Friday, January 18, 2013

Allison Barnes and Eleanor Owen Kerr on 1:1000

The Southern photography ezine One: One Thousand features work in the November 2012 issue by Savannah-based photographer Allison Barnes and by Baton Rouge-based photographer Eleanor Owen Kerr.

Both these photographers work in black and white, and both attend in their work to the land and the water of the South, and to the traces of life, both human and animal, that makes its way across the Southern landscape.

Barnes is concerned with the transitory character of the marks we leave on the land, and the illusion of permanence that the camera gives to the landscape it records.

Her images -- from her portfolio Autobiogeography -- she says, "document marks as a collection of clues, suggesting that place is itself temporally layered, a palimpsest of the multiple traces left by individuals and groups. 

"These markers are sometimes literally embedded within the landscape, such as raccoon tracks in the earth and the evidence of human passage, or commemorate a natural event, including a boars passing and the death of an animal."

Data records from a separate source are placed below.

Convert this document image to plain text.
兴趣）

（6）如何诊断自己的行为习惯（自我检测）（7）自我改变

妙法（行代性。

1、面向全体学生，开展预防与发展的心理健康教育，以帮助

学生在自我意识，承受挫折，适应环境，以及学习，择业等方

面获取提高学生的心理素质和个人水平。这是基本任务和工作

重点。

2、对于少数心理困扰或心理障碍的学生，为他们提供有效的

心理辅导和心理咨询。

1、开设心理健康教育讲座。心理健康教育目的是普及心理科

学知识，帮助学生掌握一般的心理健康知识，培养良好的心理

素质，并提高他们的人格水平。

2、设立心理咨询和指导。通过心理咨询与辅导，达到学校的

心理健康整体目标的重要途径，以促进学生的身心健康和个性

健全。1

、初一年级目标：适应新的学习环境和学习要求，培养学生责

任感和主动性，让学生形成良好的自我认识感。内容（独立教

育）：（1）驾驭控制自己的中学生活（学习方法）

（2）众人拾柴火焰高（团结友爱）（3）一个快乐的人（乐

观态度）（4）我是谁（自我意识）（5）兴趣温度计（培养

The traces of human and animal transitions across the landscape, in her view, "offer a visible history of a past presence yet carry a tension between the ephemeral and permanent." 

The role of the photographer, in her view, is to give some permanence to the traces of the past's impermanence. 

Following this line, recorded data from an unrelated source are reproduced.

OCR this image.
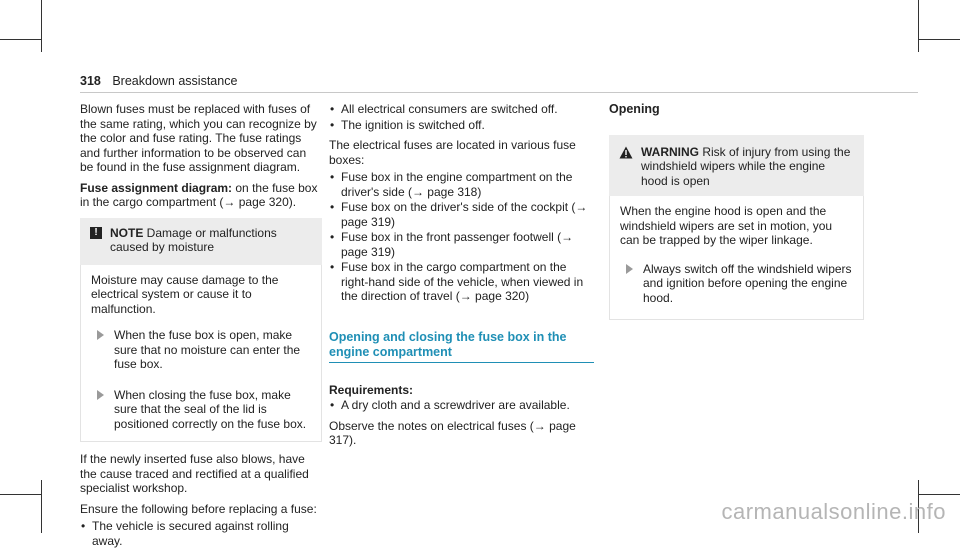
318 Breakdown assistance

Blown fuses must be replaced with fuses of the same rating, which you can recognize by the color and fuse rating. The fuse ratings and further information to be observed can be found in the fuse assignment diagram.

Fuse assignment diagram: on the fuse box in the cargo compartment (→ page 320).

!	NOTE Damage or malfunctions caused by moisture
Moisture may cause damage to the electrical system or cause it to malfunction.
When the fuse box is open, make sure that no moisture can enter the fuse box.
When closing the fuse box, make sure that the seal of the lid is positioned correctly on the fuse box.

If the newly inserted fuse also blows, have the cause traced and rectified at a qualified specialist workshop.

Ensure the following before replacing a fuse:

• The vehicle is secured against rolling away.
• All electrical consumers are switched off.
• The ignition is switched off.

The electrical fuses are located in various fuse boxes:

• Fuse box in the engine compartment on the driver's side (→ page 318)
• Fuse box on the driver's side of the cockpit (→ page 319)
• Fuse box in the front passenger footwell (→ page 319)
• Fuse box in the cargo compartment on the right-hand side of the vehicle, when viewed in the direction of travel (→ page 320)
Opening and closing the fuse box in the engine compartment

Requirements:

• A dry cloth and a screwdriver are available.

Observe the notes on electrical fuses (→ page 317).

Opening
WARNING Risk of injury from using the windshield wipers while the engine hood is open
When the engine hood is open and the windshield wipers are set in motion, you can be trapped by the wiper linkage.
Always switch off the windshield wipers and ignition before opening the engine hood.
carmanualsonline.info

"The landscape I walk remains after my departure and a new trace is formed when the index of that landscape is transferred onto paper. A print is the material and permanent manifestation that provides access to a mark now erased but remaining persistently present." 

Eleanor Owen Kerr's landscapes also document the effects of the human on the natural landscape, especially the ways in which we have intervened between the land and the water, and especially the land of Louisiana and the water of the Mississippi River.

Her portfolio is called On the Batture, the land between the river and its levees, a no-man's land that is called in French "batture" – literally, the land that is "beaten on" by the river. 

Kerr notes that the "batture is ephemeral. It ebbs, flows, and reforms, controlled only by the whims of the river. Sometimes under water, sometimes choked by vines and dense undergrowth, the batture is a raw, transitional space where the landscape fluctuates in accordance with the river's pulse." 

Kerr says the project began when she walked over the levee and found "a different world." 

"I was immediately engulfed," she says, "by the powerful mystery and primal energy in this ribbon of wild land separated from towns, cars, and highways by the mere sixty foot ribbon of levee between Baton Rouge and New Orleans. "Governed only by the push and pull of flood and drought, nature holds sway on the batture while urban life goes on just a few hundred feet away."

 Trace, illusion, permanence, the ephemerial, the enduring -- aspects of the South's haunted landscape, well-seen and well-captured in this work.